Care After Hip Replacement Surgery
Updated: Oct 5
What is Hip Replacement Surgery / Hip Transplant Surgery?
In this surgery, your hip (or part of the hip) is replaced with a manmade implant. It’s usually performed on adults after other treatments like using a cane or walker, weight loss, medicines and other non surgical physical therapy have failed to help.
During hip replacement, a surgeon removes the damaged sections of the hip joint and replaces them with parts usually constructed of metal, ceramic and very hard plastic. This artificial joint helps reduce pain and improve function.
Hip replacement surgery also called total hip arthroplasty, might be an option if hip pain interferes with daily activities and nonsurgical treatments haven't helped or are no longer effective. Arthritis damage is the most common reason to go forward with hip replacement.

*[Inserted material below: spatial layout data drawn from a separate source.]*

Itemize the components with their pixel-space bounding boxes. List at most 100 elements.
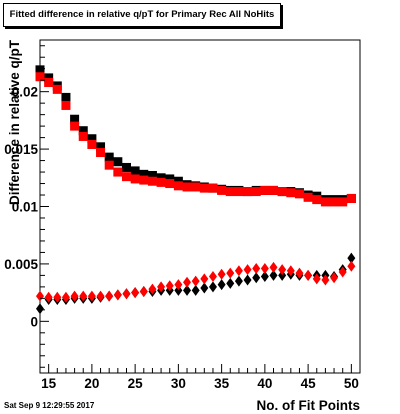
data-point-diamond	[295, 267, 304, 279]
footer-timestamp: Sat Sep 9 12:29:55 2017	[4, 401, 95, 410]
data-markers	[35, 65, 356, 315]
data-point-diamond	[226, 277, 235, 289]
data-point-square	[130, 166, 140, 176]
data-point-square	[96, 142, 106, 152]
data-point-square	[182, 182, 192, 192]
data-point-square	[312, 195, 322, 205]
data-point-diamond	[174, 284, 183, 296]
data-point-square	[191, 182, 201, 192]
data-point-diamond	[208, 281, 217, 293]
data-point-diamond	[234, 265, 243, 277]
y-tick-label: 0	[30, 314, 38, 329]
data-point-square	[208, 183, 218, 193]
data-point-square	[61, 100, 71, 110]
data-point-square	[286, 188, 296, 198]
data-point-diamond	[226, 267, 235, 279]
data-point-diamond	[174, 279, 183, 291]
data-point-diamond	[200, 273, 209, 285]
data-point-diamond	[269, 269, 278, 281]
x-tick-label: 50	[344, 376, 359, 391]
data-point-diamond	[269, 261, 278, 273]
data-point-diamond	[330, 272, 339, 284]
data-point-square	[173, 176, 183, 186]
data-point-square	[156, 173, 166, 183]
x-tick-label: 25	[128, 376, 144, 391]
data-point-square	[35, 65, 45, 75]
data-point-square	[130, 174, 140, 184]
x-axis-label: No. of Fit Points	[257, 398, 361, 413]
data-point-square	[243, 187, 253, 197]
data-point-square	[225, 187, 235, 197]
data-point-diamond	[286, 265, 295, 277]
data-point-square	[96, 148, 106, 158]
data-point-diamond	[36, 303, 44, 315]
plot-frame	[39, 39, 361, 374]
data-point-square	[217, 185, 227, 195]
data-point-diamond	[122, 288, 131, 300]
y-tick-label: 0.02	[12, 85, 38, 100]
x-tick-label: 35	[214, 376, 230, 391]
data-point-square	[44, 77, 54, 87]
data-point-diamond	[243, 264, 252, 276]
data-point-square	[139, 169, 149, 179]
data-point-square	[346, 193, 356, 203]
x-tick-label: 15	[41, 376, 57, 391]
data-point-square	[121, 172, 131, 182]
data-point-diamond	[191, 275, 200, 287]
data-point-diamond	[96, 290, 105, 302]
data-point-square	[294, 189, 304, 199]
data-point-diamond	[278, 269, 287, 281]
data-point-diamond	[131, 287, 140, 299]
y-tick-label: 0.005	[4, 257, 38, 272]
data-point-square	[165, 174, 175, 184]
y-axis: 0 0.005 0.01 0.015 0.02	[4, 45, 49, 368]
y-tick-label: 0.01	[12, 200, 39, 215]
data-point-diamond	[105, 290, 114, 302]
data-point-diamond	[252, 263, 261, 275]
data-point-square	[78, 131, 88, 141]
data-point-square	[139, 175, 149, 185]
data-point-square	[165, 179, 175, 189]
data-point-square	[320, 197, 330, 207]
data-point-diamond	[338, 266, 347, 278]
data-point-diamond	[278, 264, 287, 276]
x-tick-label: 40	[257, 376, 272, 391]
data-point-diamond	[183, 284, 192, 296]
data-point-diamond	[113, 289, 122, 301]
data-point-square	[113, 157, 123, 167]
data-point-square	[44, 73, 54, 83]
x-tick-label: 45	[301, 376, 317, 391]
data-point-diamond	[217, 279, 226, 291]
data-point-diamond	[217, 268, 226, 280]
data-point-diamond	[148, 283, 157, 295]
data-point-square	[338, 197, 348, 207]
data-point-diamond	[208, 271, 217, 283]
data-point-square	[70, 114, 80, 124]
data-point-square	[147, 176, 157, 186]
data-point-square	[104, 160, 114, 170]
y-tick-label: 0.015	[4, 142, 38, 157]
data-point-square	[70, 121, 80, 131]
data-point-diamond	[87, 290, 96, 302]
data-point-diamond	[70, 290, 79, 302]
data-point-square	[277, 187, 287, 197]
data-point-square	[61, 92, 71, 102]
x-axis: 15 20 25 30 35 40 45 50	[39, 364, 361, 391]
data-point-diamond	[61, 291, 70, 303]
data-point-square	[173, 181, 183, 191]
data-point-square	[147, 170, 157, 180]
data-point-diamond	[252, 272, 261, 284]
data-point-square	[329, 197, 339, 207]
data-point-diamond	[165, 280, 174, 292]
data-point-square	[199, 183, 209, 193]
data-point-square	[260, 185, 270, 195]
data-point-diamond	[36, 290, 44, 302]
data-point-diamond	[321, 274, 330, 286]
data-point-diamond	[234, 275, 243, 287]
data-point-diamond	[260, 263, 269, 275]
data-point-square	[303, 192, 313, 202]
data-point-diamond	[44, 291, 53, 303]
data-point-diamond	[53, 291, 62, 303]
data-point-diamond	[157, 281, 166, 293]
data-point-square	[156, 177, 166, 187]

Conditions that might cause hip replacement :
Conditions that can damage the hip joint, sometimes making hip replacement surgery necessary, include:
Osteoarthritis: It damages the slick cartilage that covers the ends of bones and helps joints move smoothly.
Rheumatoid arthritis. Caused by an overactive immune system, it produces a type of inflammation that can erode cartilage and occasionally underlying bone, resulting in damaged and deformed joints.

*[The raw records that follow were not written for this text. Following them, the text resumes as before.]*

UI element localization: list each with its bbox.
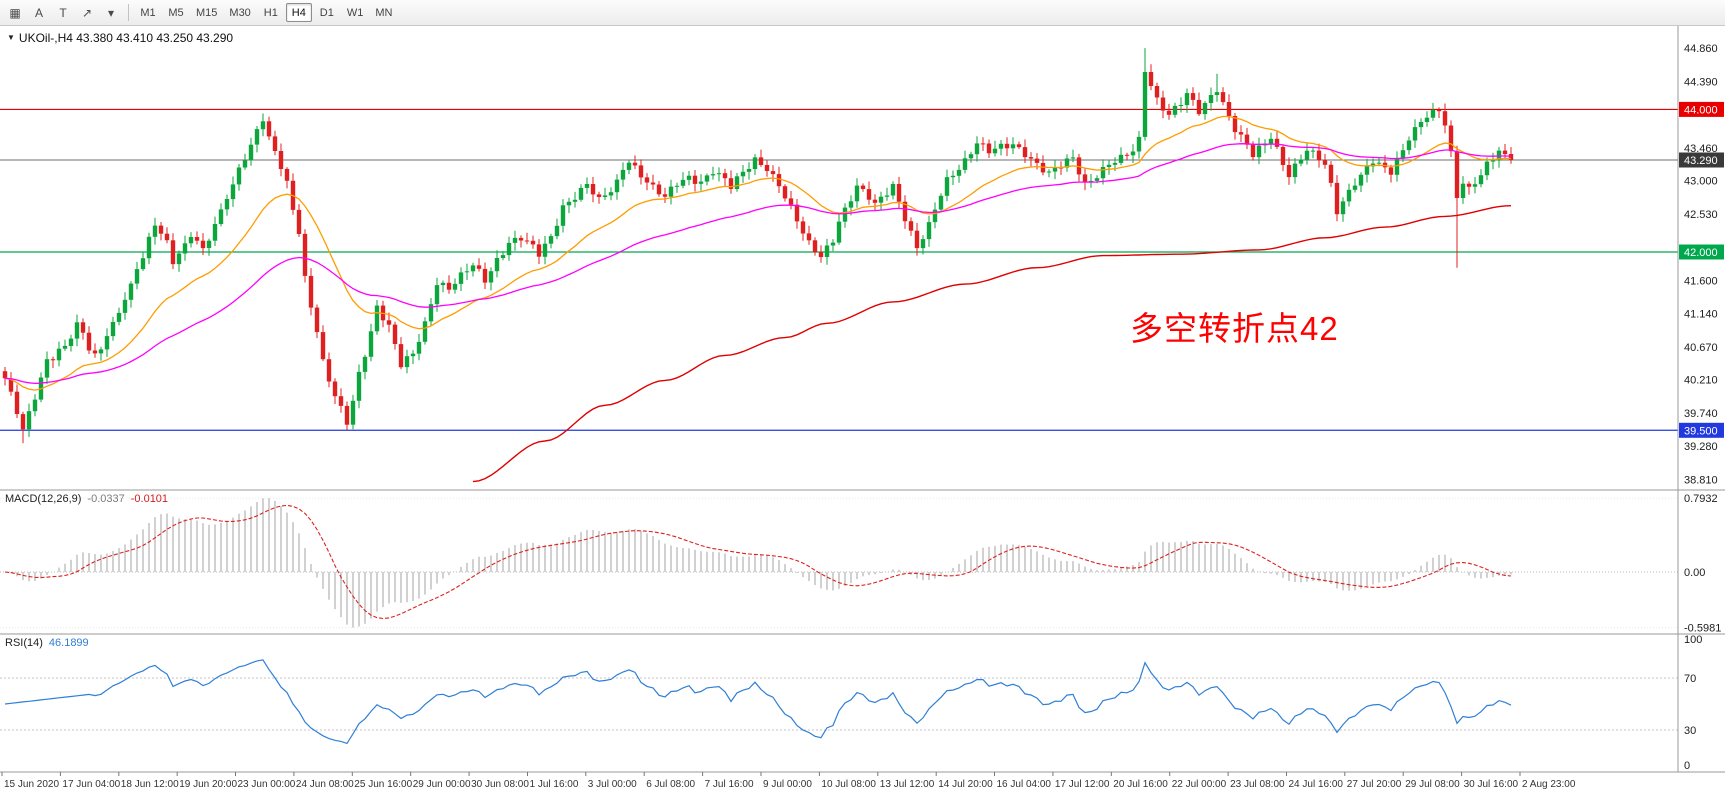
- time-label: 18 Jun 12:00: [121, 779, 179, 790]
- time-label: 10 Jul 08:00: [821, 779, 876, 790]
- price-badge-39.500: [1679, 422, 1724, 438]
- price-badge-text: 43.290: [1684, 155, 1718, 167]
- time-label: 7 Jul 16:00: [705, 779, 754, 790]
- price-tick-label: 43.460: [1684, 143, 1718, 155]
- price-badge-text: 42.000: [1684, 247, 1718, 259]
- rsi-line: [4, 659, 1512, 745]
- timeframe-m5-button[interactable]: M5: [163, 3, 189, 22]
- macd-name: MACD(12,26,9): [5, 493, 82, 505]
- price-tick-label: 39.740: [1684, 408, 1718, 420]
- symbol-dropdown-icon[interactable]: ▼: [7, 33, 15, 42]
- dropdown-caret-icon[interactable]: ▾: [100, 3, 122, 23]
- moving-averages: [4, 115, 1512, 483]
- time-label: 23 Jun 00:00: [238, 779, 296, 790]
- time-label: 30 Jun 08:00: [471, 779, 529, 790]
- time-label: 17 Jul 12:00: [1055, 779, 1110, 790]
- time-label: 24 Jul 16:00: [1289, 779, 1344, 790]
- candles: [2, 48, 1514, 444]
- toolbar: ▦ A T ↗ ▾ M1 M5 M15 M30 H1 H4 D1 W1 MN: [0, 0, 1725, 26]
- timeframe-h1-button[interactable]: H1: [258, 3, 284, 22]
- price-tick-label: 41.600: [1684, 276, 1718, 288]
- price-badge-43.290: [1679, 152, 1724, 168]
- rsi-value: 46.1899: [48, 637, 89, 649]
- macd-scale-label: 0.00: [1684, 567, 1705, 579]
- price-scale[interactable]: 44.860 44.390 43.460 43.000 42.530 41.600 41.1…: [1679, 43, 1724, 487]
- timeframe-mn-button[interactable]: MN: [370, 3, 397, 22]
- time-label: 9 Jul 00:00: [763, 779, 812, 790]
- timeframe-h4-button[interactable]: H4: [285, 3, 312, 22]
- macd-signal-line: [4, 504, 1512, 620]
- time-label: 29 Jul 08:00: [1405, 779, 1460, 790]
- time-axis[interactable]: 15 Jun 2020 17 Jun 04:00 18 Jun 12:00 19 Ju…: [1, 772, 1576, 790]
- rsi-scale-label: 100: [1684, 634, 1702, 646]
- macd-histogram: [4, 498, 1512, 628]
- time-label: 17 Jun 04:00: [62, 779, 120, 790]
- price-badge-text: 39.500: [1684, 425, 1718, 437]
- time-label: 6 Jul 08:00: [646, 779, 695, 790]
- text-tool-icon[interactable]: T: [52, 3, 74, 23]
- symbol-ohlc-text: UKOil-,H4 43.380 43.410 43.250 43.290: [18, 31, 234, 45]
- time-label: 24 Jun 08:00: [296, 779, 354, 790]
- rsi-name: RSI(14): [5, 637, 43, 649]
- rsi-scale-label: 0: [1684, 760, 1690, 772]
- time-label: 16 Jul 04:00: [997, 779, 1052, 790]
- timeframe-m1-button[interactable]: M1: [135, 3, 161, 22]
- toolbar-separator: [128, 4, 129, 21]
- price-tick-label: 43.000: [1684, 176, 1718, 188]
- timeframe-m15-button[interactable]: M15: [191, 3, 222, 22]
- price-badge-42.000: [1679, 244, 1724, 260]
- chart-window-icon[interactable]: ▦: [4, 3, 26, 23]
- timeframe-m30-button[interactable]: M30: [224, 3, 255, 22]
- cursor-tool-icon[interactable]: A: [28, 3, 50, 23]
- rsi-scale-label: 70: [1684, 673, 1696, 685]
- macd-scale-label: -0.5981: [1684, 623, 1721, 635]
- time-label: 20 Jul 16:00: [1113, 779, 1168, 790]
- macd-label: MACD(12,26,9) -0.0337 -0.0101: [5, 493, 168, 505]
- price-tick-label: 39.280: [1684, 441, 1718, 453]
- macd-scale-label: 0.7932: [1684, 493, 1718, 505]
- symbol-info: ▼ UKOil-,H4 43.380 43.410 43.250 43.290: [7, 31, 233, 45]
- time-label: 13 Jul 12:00: [880, 779, 935, 790]
- annotation-text: 多空转折点42: [1130, 310, 1339, 347]
- ma-slow-line: [472, 205, 1512, 483]
- ma-fast-line: [4, 115, 1512, 391]
- time-label: 14 Jul 20:00: [938, 779, 993, 790]
- price-tick-label: 38.810: [1684, 475, 1718, 487]
- time-label: 30 Jul 16:00: [1464, 779, 1519, 790]
- timeframe-w1-button[interactable]: W1: [342, 3, 369, 22]
- time-label: 1 Jul 16:00: [530, 779, 579, 790]
- price-badge-text: 44.000: [1684, 104, 1718, 116]
- panel-gridlines: [0, 497, 1678, 731]
- ma-mid-line: [4, 143, 1512, 385]
- time-label: 25 Jun 16:00: [354, 779, 412, 790]
- price-tick-label: 44.390: [1684, 77, 1718, 89]
- price-tick-label: 42.530: [1684, 209, 1718, 221]
- time-label: 23 Jul 08:00: [1230, 779, 1285, 790]
- panel-separators: [0, 26, 1725, 773]
- toolbar-icons: ▦ A T ↗ ▾: [3, 3, 123, 23]
- time-label: 27 Jul 20:00: [1347, 779, 1402, 790]
- time-label: 29 Jun 00:00: [413, 779, 471, 790]
- macd-signal-value: -0.0101: [130, 493, 169, 505]
- rsi-panel: [4, 659, 1512, 745]
- price-badge-44.000: [1679, 101, 1724, 117]
- rsi-label: RSI(14) 46.1899: [5, 637, 89, 649]
- time-label: 15 Jun 2020: [4, 779, 59, 790]
- price-tick-label: 40.670: [1684, 342, 1718, 354]
- price-tick-label: 40.210: [1684, 375, 1718, 387]
- timeframe-d1-button[interactable]: D1: [314, 3, 340, 22]
- time-label: 22 Jul 00:00: [1172, 779, 1227, 790]
- timeframe-toolbar: M1 M5 M15 M30 H1 H4 D1 W1 MN: [134, 3, 398, 22]
- rsi-scale-label: 30: [1684, 725, 1696, 737]
- time-label: 2 Aug 23:00: [1522, 779, 1576, 790]
- price-tick-label: 44.860: [1684, 43, 1718, 55]
- macd-value: -0.0337: [87, 493, 125, 505]
- price-tick-label: 41.140: [1684, 308, 1718, 320]
- time-label: 19 Jun 20:00: [179, 779, 237, 790]
- time-label: 3 Jul 00:00: [588, 779, 637, 790]
- draw-arrow-tool-icon[interactable]: ↗: [76, 3, 98, 23]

Osteonecrosis. If there isn't enough blood supplied to the ball portion of the hip joint, then it might result into a dislocation or fracture, the bone might collapse and deform.
What symptoms may indicate that you need a hip replacement?
Some of the following symptoms may be related to conditions that hip replacements address. They include:
Pain in the anterior hip or groin.
Pain in the buttock and trochanteric region.
Pain that gets worse when you put weight on the leg.
Stiffness/tightness of the hip.
Loss of motion.
Difficulty putting on shoes and socks.
Pain while performing activity and at rest.
What are the types of hip replacements?
There are two major types of hip replacements:
Total hip replacement : It is a total hip replacement that switches both the femoral head and the acetabulum with a prosthesis.
Partial hip replacement: It is a partial replacement that substitutes the femoral head only. This is typically done for patients with certain types of hip fractures.
Dos and Don'ts to Protect Your New Hip
Getting a hip surgery can be scary enough. We tried to curate a handy list of activities you should do and those you should avoid - when it comes to after hip surgery.
After the surgery, your doctor will provide you with a list of dos and don'ts to take care of your new hip. These precautions will help in the healing phase after hip replacement surgery. Some of the most common precautions are listed below. Ask your doctor if these precautions apply to you.
The Don'ts of Care After Hip Replacement
Don't cross your legs at the knees for at least 6 to 8 weeks.
Don't bring your knee up higher than your hip.
Don't lean forward while sitting or as you sit down.
Don't try to pick up something on the floor while you are sitting.
Don't turn your feet excessively inward or outward when you bend down.
Don't reach down to pull up blankets when lying in bed.
Don't bend at the waist beyond 90 degrees.
The Dos of Care After Hip Replacement
Do keep the leg facing forward.
Do keep the affected leg in front as you sit or stand.
Do use a high kitchen or barstool in the kitchen.
This step should be done only after asking your doctor. Do use ice to reduce pain and swelling, but remember that ice will diminish sensation. Don't apply ice directly to the skin; use an ice pack or wrap it in a damp towel.
This step should be done only after asking your doctor. Do apply heat before exercising to assist with range of motion. Use a heating pad or hot, damp towel for 15 to 20 minutes.
Do cut back on your exercises if your muscles begin to ache, but don't stop doing them.
How to safely sit down and stand up after a hip replacement?
Take support from your bed/chair until the backs of your knees are touching it.
Reach your hands back for the armrests. Hold your weight still.
Lower your body slowly into a seated position. Avoid bending forward at your trunk.